At the start, it seemed that David Cameron’s persistence would indeed prove to be a “significant milestone” in the reform proposals for the EU. Unfortunately for him, it doesn’t seem as if that will happen any time soon. His desire to keep the negotiation cards close to his chest to the point that even he can’t see them has forced him into public retreat (again).
With less than ten minutes dedicated to Cameron’s pressing issue, the UK-EU reform debate turned out to be a mere formality that was used to cool the air among a much heated migration discussion. No one said a word after his intervention apart from Donald Tusk, suggesting that officials made valuable use of such time to revise their documents on migration.
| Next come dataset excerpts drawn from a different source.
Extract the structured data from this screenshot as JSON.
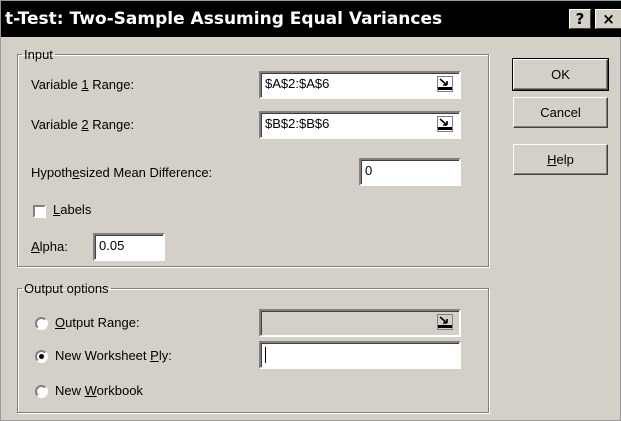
{
  "title": "t-Test: Two-Sample Assuming Equal Variances",
  "title_buttons": {
    "help": "?",
    "close": "×"
  },
  "input": {
    "legend": "Input",
    "var1": {
      "pre": "Variable ",
      "key": "1",
      "post": " Range:",
      "value": "$A$2:$A$6"
    },
    "var2": {
      "pre": "Variable ",
      "key": "2",
      "post": " Range:",
      "value": "$B$2:$B$6"
    },
    "hypo": {
      "pre": "Hypoth",
      "key": "e",
      "post": "sized Mean Difference:",
      "value": "0"
    },
    "labels": {
      "key": "L",
      "post": "abels",
      "checked": false
    },
    "alpha": {
      "key": "A",
      "post": "lpha:",
      "value": "0.05"
    }
  },
  "output": {
    "legend": "Output options",
    "output_range": {
      "key": "O",
      "post": "utput Range:",
      "value": "",
      "selected": false
    },
    "new_ply": {
      "pre": "New Worksheet ",
      "key": "P",
      "post": "ly:",
      "value": "",
      "selected": true
    },
    "new_workbook": {
      "pre": "New ",
      "key": "W",
      "post": "orkbook",
      "selected": false
    }
  },
  "buttons": {
    "ok": "OK",
    "cancel": "Cancel",
    "help_key": "H",
    "help_post": "elp"
  },
  "icons": {
    "collapse": "collapse-dialog-icon"
  }
}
However, this time Mr Cameron did state that his intention of keeping Britain in the EU would be based on a process of “renegotiation that will seek a new and better membership for the UK. One that is in EU, but not run by it". He has based the reforms around four key areas that he believes are crucial for the UK’s re-designed role in the EU.
- Restored sovereignty and an opt-out from an “ever closer union”
- A fairer EU with flexible memberships whereby "the single currency does not apply to all but the single market and the EU works for all"
- Curbing immigration by tackling welfare benefits
- Above all, Mr Cameron pledged for competitiveness and the common market to be "once again at the heart of the UK's membership in the EU"
His commitment to stay in the EU is now clearer, but the conditions under which he wishes to do so are not. I still get the impression that everyone - including himself – has no idea of what he wants or how he intends on getting it.
As late as January, Mr Cameron was demanding "proper, full-on treaty change”. Yet at last week’s European Council, admissions were made that the ratification of an EU treaty change by all 28 member states will not be complete by the time Britain votes on its in-out referendum of 2017. The PM has argued instead for an 'irreversible lock' and 'legally binding' guarantees that EU law will at some point in the future be changed to accommodate Britain's aims. Essentially a 'post-dated cheque’ that risks being undermined in a few years' time. There will be new heads of state that are currently not in power arguing that they did not sign up to that in the first place.
A weak renegotiation process lays the grounds for his Eurosceptic backbenchers to criticise the whole thing as flawed. At the same time a large shopping list of reforms keeps him at bay from potential dismantling of his proposals from EU members, but makes it hard for leaders who have expressed support, such as Angela Merkel and Matteo Renzi to help him. His reputation for vagueness will cost him either way. He is walking on a tight rope where the slightest trip could make him fall to one side or the other.
In any case, he will have to come up with something a bit more substantial the next time the issue is brought back to the European Council tables in December. If he wishes to speak for more than ten minutes, and indeed provoke an actual discussion among the EU representatives, he will have to bite the bullet. Whether he will is an entirely different thing, as he has proved so many times before.